- January 10, 2026 | 11:30 AM - 1:30 PM
- Continental 6, Ballroom Level
8B: Outside the Home: Non-Domestic Foodways in the Roman Provinces (Colloquium)
Join Zoom here:
https://us06web.zoom.us/j/87521569634?pwd=pC2tajmddGatEl6dhB27WmwqqaKcWV.1
Sponsored by:
AIA Roman Provincial Archaeology Interest Group
Organizers:
Alex Hagler, University of British Columbia, and Marlee Miller, Institute of Fine Arts, New York University
Discussants:
Erica Rowan, Royal Holloway, University College London
Overview Statement:
This session responds directly to recent interest in food
and foodways as the underpinning of many of the larger social, economic, and
political systems that drove the Roman Empire. Previous scholarship on food in
the ancient Greek and Roman world has focused extensively on food and dining
practices in domestic contexts in Greece and Italy (e.g., Greek symposia and
private Roman banquets), and because of a proliferation of textual and visual
sources from these areas, much of the study of food in the Roman world takes
the domestic foodways of Greece and Italy as standard across the rest of the empire.

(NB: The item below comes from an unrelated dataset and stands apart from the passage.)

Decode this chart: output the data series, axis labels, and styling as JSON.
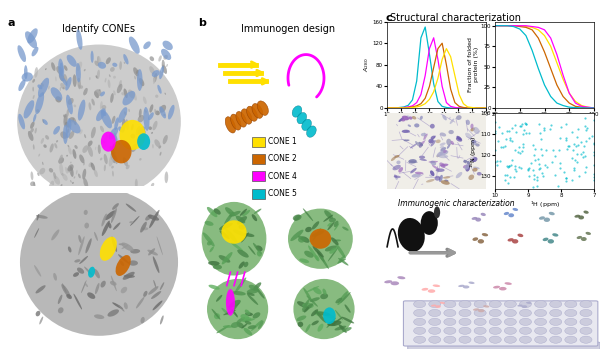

However, a host of recent scholarship has begun to show just how unique and varied foodways could be beyond the Mediterranean basin. The provinces served as the supplier for much of Rome’s food, whether grain from North Africa and Egypt, fruits from Asia Minor and the Levant, or wine from Gaul. Yet, not much scholarly attention has been paid to the food in these provinces in their own right. Many questions remain largely unanswered, including logistics and production of agricultural goods, cultivation of livestock and horticulture, and provincial dining practices in nondomestic contexts. The study of food in ritual contexts, such as funerary practices, sacrifices, and feasting, has also been widely neglected, leaving what is known to be a key component of lived experience in the ancient world understudied. Drawing on a diverse array of sites and evidence to examine the unique ways food and dining practices functioned throughout the Roman provinces, this session fills a substantial gap in the scholarship of food in the Roman world.
This session illuminates some future directions for studying food in the Roman provinces. We interrogate everything from the historiography of provincial foodways, to local Sicilian production methods of oil and wine, to the blurry line between ritual and everyday meals in Britain, and the unique dining practices of gladiators in Austria. These papers point to the value in studying provincial foodways in their own right and how doing so deepens our understanding of Roman society at large. The papers proposed have been written by an international group of early career scholars with a senior scholar acting as the discussant, drawing on a diverse set of perspectives, identities, and experiences to highlight the exciting future of this topic.